Objectives. We determined the association between maternal neighborhood socioeconomic position (SEP) and the risk of cleft lip with or without cleft palate (CL +/- P) or cleft palate alone (CP) in offspring.
Methods. We obtained information on CL +/- P (n = 2555) and CP (n = 1112) cases and unaffected controls (n = 14 735) among infants delivered during 1999 to 2008 from the Texas Birth Defects Registry. Neighborhood SEP variables, drawn from the 2000 US Census, included census tract-level poverty, education, unemployment, occupation, housing, and crowding, from which we created a composite neighborhood deprivation index (NDI). We used mixed-effects logistic regression to evaluate neighborhood SEP and oral clefts.
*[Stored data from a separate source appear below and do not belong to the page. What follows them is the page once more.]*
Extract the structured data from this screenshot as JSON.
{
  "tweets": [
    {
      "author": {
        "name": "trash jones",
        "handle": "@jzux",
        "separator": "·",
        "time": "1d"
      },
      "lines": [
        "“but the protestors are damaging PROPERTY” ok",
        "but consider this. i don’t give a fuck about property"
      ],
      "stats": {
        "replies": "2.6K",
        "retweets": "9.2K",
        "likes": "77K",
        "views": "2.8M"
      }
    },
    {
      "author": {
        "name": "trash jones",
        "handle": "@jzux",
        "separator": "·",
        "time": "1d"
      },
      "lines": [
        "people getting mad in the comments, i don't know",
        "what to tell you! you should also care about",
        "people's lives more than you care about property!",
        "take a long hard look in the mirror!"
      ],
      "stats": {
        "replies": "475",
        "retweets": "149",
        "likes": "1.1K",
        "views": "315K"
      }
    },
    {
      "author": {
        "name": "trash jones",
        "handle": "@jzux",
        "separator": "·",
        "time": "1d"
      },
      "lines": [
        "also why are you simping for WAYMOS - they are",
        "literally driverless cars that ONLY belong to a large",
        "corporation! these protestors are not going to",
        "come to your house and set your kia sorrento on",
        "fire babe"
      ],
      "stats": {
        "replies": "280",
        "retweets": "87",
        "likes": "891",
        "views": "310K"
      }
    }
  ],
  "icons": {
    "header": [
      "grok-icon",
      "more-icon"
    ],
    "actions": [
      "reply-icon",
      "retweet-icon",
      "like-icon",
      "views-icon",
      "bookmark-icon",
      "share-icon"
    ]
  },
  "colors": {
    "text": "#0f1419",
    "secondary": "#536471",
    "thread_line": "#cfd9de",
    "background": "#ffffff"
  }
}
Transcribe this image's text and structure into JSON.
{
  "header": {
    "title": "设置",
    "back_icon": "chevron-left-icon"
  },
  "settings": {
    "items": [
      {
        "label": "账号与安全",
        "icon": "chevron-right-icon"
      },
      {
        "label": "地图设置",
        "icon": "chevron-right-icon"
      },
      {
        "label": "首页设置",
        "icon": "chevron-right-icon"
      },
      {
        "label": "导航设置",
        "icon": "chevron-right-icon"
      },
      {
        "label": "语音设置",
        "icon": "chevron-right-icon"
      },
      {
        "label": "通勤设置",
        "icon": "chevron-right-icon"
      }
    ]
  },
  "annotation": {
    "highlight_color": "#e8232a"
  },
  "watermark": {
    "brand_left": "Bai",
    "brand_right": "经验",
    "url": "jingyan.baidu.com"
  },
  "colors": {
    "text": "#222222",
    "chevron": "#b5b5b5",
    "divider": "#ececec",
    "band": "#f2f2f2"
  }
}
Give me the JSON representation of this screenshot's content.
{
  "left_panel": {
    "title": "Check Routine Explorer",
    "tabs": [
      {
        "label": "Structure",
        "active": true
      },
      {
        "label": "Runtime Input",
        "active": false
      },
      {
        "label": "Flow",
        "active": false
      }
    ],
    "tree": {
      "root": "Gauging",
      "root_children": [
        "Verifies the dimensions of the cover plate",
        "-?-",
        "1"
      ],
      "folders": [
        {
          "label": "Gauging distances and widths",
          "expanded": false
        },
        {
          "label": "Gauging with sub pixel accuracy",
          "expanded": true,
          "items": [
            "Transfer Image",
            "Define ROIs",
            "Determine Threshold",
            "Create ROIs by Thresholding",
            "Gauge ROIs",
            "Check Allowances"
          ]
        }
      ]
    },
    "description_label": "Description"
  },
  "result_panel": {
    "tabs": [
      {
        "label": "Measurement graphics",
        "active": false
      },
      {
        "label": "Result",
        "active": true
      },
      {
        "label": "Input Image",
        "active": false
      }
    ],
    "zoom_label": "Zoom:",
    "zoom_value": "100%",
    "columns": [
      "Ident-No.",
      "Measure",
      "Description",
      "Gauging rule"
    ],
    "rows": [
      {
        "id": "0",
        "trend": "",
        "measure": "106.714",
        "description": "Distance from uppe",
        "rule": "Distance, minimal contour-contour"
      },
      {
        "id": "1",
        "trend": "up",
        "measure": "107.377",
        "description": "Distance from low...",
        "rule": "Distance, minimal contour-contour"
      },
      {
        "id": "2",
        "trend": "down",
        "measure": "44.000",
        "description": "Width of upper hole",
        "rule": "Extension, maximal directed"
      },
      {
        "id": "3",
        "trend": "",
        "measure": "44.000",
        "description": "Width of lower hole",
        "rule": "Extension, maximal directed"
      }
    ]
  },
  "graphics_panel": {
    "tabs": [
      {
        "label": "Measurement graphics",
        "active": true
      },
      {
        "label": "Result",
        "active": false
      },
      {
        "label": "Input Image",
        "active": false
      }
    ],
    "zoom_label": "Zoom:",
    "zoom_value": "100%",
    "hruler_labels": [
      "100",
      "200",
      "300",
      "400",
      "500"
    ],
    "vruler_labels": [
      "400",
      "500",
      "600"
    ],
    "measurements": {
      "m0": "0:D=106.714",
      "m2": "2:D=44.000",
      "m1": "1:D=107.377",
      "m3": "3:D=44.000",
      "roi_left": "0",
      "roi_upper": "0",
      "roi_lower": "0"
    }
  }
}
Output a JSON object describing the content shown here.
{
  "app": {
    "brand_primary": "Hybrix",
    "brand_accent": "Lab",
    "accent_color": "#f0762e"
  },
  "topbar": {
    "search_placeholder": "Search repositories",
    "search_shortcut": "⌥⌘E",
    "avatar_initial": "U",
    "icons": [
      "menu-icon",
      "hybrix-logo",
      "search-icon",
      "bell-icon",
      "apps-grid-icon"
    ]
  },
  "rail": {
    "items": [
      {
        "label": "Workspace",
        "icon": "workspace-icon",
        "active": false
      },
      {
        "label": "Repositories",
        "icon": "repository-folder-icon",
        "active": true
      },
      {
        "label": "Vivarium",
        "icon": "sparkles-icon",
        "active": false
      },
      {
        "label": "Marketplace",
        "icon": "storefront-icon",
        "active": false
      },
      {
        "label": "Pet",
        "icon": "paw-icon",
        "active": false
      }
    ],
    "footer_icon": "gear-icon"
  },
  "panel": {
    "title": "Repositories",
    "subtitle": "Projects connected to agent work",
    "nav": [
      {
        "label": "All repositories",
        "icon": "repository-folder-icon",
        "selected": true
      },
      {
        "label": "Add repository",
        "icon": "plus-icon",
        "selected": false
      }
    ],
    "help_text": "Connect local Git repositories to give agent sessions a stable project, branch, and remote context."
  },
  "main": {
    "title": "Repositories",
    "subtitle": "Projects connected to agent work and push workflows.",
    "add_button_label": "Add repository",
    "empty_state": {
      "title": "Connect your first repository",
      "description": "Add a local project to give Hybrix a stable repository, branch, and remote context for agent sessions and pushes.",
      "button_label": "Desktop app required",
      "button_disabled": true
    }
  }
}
Results. Mothers with CL +/- P-affected offspring were more likely to live in high-NDI (adverse) areas than mothers with unaffected offspring (odds ratio [OR] = 1.20, 95% confidence interval [CI] = 1.05, 1.37). This association was strongest among Hispanic mothers (OR = 1.32, 95% CI = 1.07, 1.62). No associations were observed with CP.
Conclusions. Using data from one of the world's largest active surveillance birth defects registries, we found that adverse neighborhood SEP is modestly associated with CL +/- P, especially among Hispanics. These findings may have important implications for health disparities prevention.